2. Difficulty Stability Supports Network Security. The rapid correction and pending recovery of difficulty confirms the mining sector’s resilience. Vintage coin holders benefit from a network whose security budget remains robust even after significant hashrate adjustments.

3. CDD Moderation Favors Accumulation. The moderate CDD reading (10.86M) suggests no large-scale vintage coin distribution is underway. Combined with the stable fee environment, this supports a thesis of continued holder conviction among old-coin cohorts.

Conclusion

The June 2026 fee market collapse was a temporary anomaly — a confluence of reduced Ordinals activity, post-halving adjustment, and routine demand fluctuation — not a structural shift in Bitcoin’s economic model. Ten days post-collapse, at block 953,837, every key metric confirms normalization: mempool at 121K transactions, fee rates at 4 sat/vB, hashrate stabilized at 888 EH/s, CDD in moderate territory.

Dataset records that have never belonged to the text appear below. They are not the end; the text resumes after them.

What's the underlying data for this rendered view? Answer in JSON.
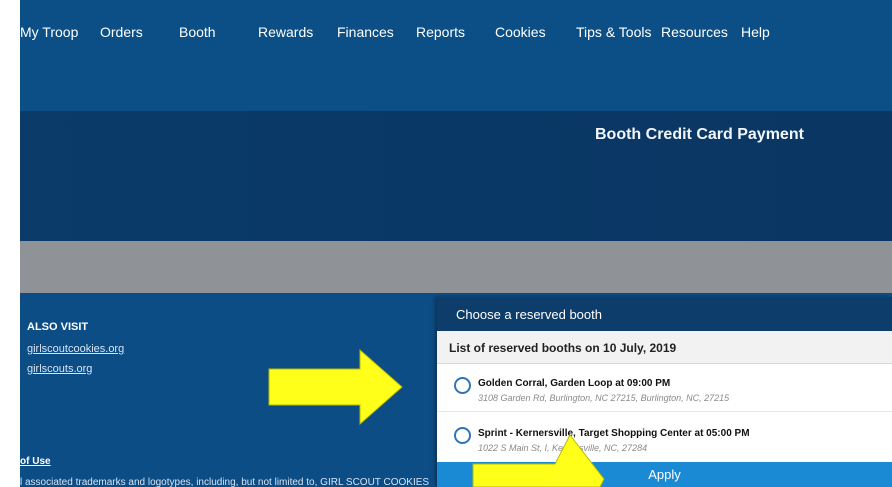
{
  "nav": {
    "items": [
      {
        "label": "My Troop"
      },
      {
        "label": "Orders"
      },
      {
        "label": "Booth"
      },
      {
        "label": "Rewards"
      },
      {
        "label": "Finances"
      },
      {
        "label": "Reports"
      },
      {
        "label": "Cookies"
      },
      {
        "label": "Tips & Tools"
      },
      {
        "label": "Resources"
      },
      {
        "label": "Help"
      }
    ]
  },
  "banner": {
    "title": "Booth Credit Card Payment"
  },
  "footer": {
    "also_visit": "ALSO VISIT",
    "links": [
      {
        "label": "girlscoutcookies.org"
      },
      {
        "label": "girlscouts.org"
      }
    ],
    "terms": "of Use",
    "legal": "l associated trademarks and logotypes, including, but not limited to, GIRL SCOUT COOKIES"
  },
  "dialog": {
    "title": "Choose a reserved booth",
    "subtitle": "List of reserved booths on 10 July, 2019",
    "booths": [
      {
        "name": "Golden Corral, Garden Loop at 09:00 PM",
        "address": "3108 Garden Rd, Burlington, NC 27215, Burlington, NC, 27215"
      },
      {
        "name": "Sprint - Kernersville, Target Shopping Center at 05:00 PM",
        "address": "1022 S Main St, I, Kernersville, NC, 27284"
      }
    ],
    "apply_label": "Apply"
  },
  "colors": {
    "nav_bg": "#0b4f86",
    "banner_bg": "#0a3966",
    "dialog_header": "#0c3d6b",
    "apply_bg": "#1a8ad4",
    "arrow_fill": "#ffff1a",
    "grey_band": "#8f9397"
  },
  "icons": [
    "radio-unchecked-icon",
    "right-arrow-annotation-icon",
    "up-arrow-annotation-icon"
  ]
}
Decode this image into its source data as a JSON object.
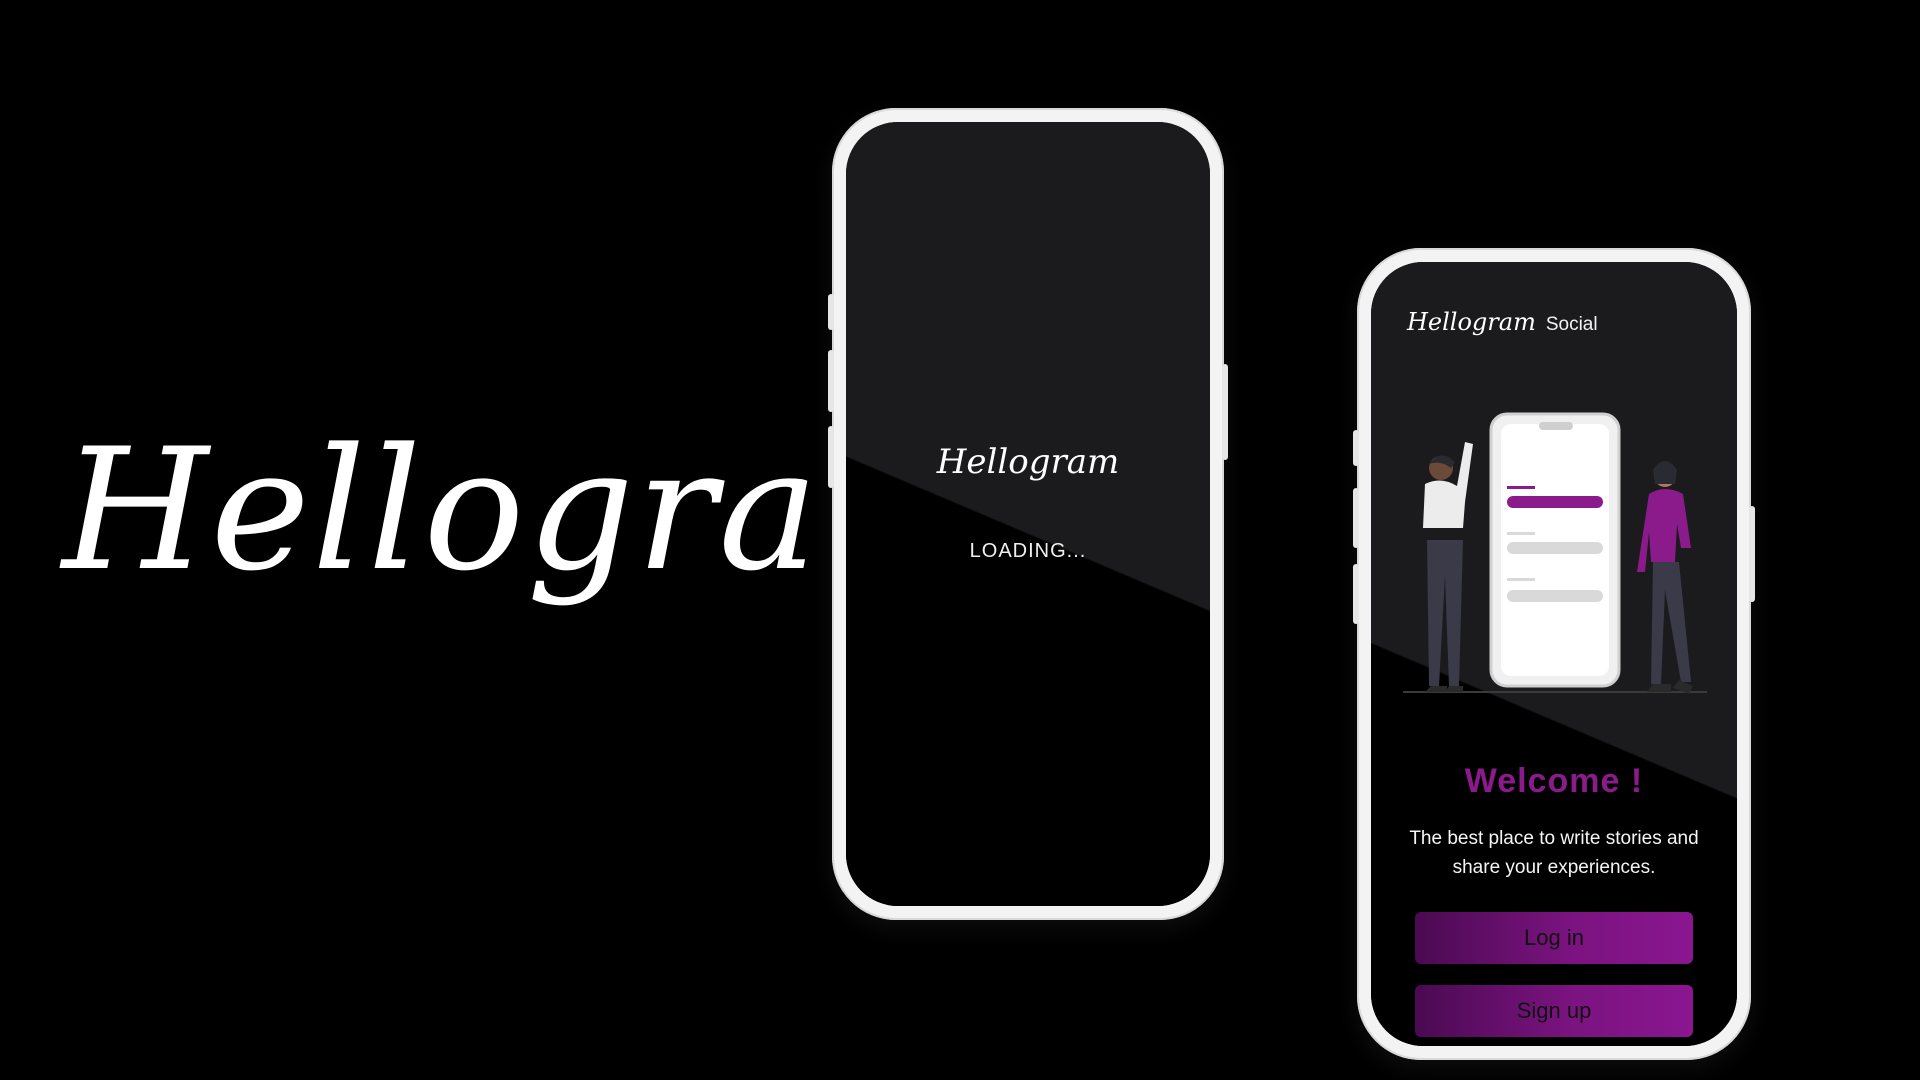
{
  "brand": {
    "logo_text": "Hellogram"
  },
  "splash": {
    "logo_text": "Hellogram",
    "status_text": "LOADING..."
  },
  "welcome_screen": {
    "header_logo": "Hellogram",
    "header_tag": "Social",
    "title": "Welcome !",
    "subtitle": "The best place to write stories and share your experiences.",
    "login_label": "Log in",
    "signup_label": "Sign up"
  },
  "colors": {
    "background": "#000000",
    "accent_purple": "#8b1a8b",
    "button_gradient_start": "#4a0a52",
    "button_gradient_end": "#8a1690",
    "phone_frame": "#f3f3f3"
  },
  "icons": [
    "illustration-people-with-phone"
  ]
}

For on-chain analysts and vintage coin researchers, the key takeaway is clear: Bitcoin’s fee market follows predictable cycles of congestion and relaxation. The June 5 event was the relaxation extreme, and the current snapshot represents the return to baseline. The network’s fundamental utility — cheap, global, permissionless value transfer — remains intact.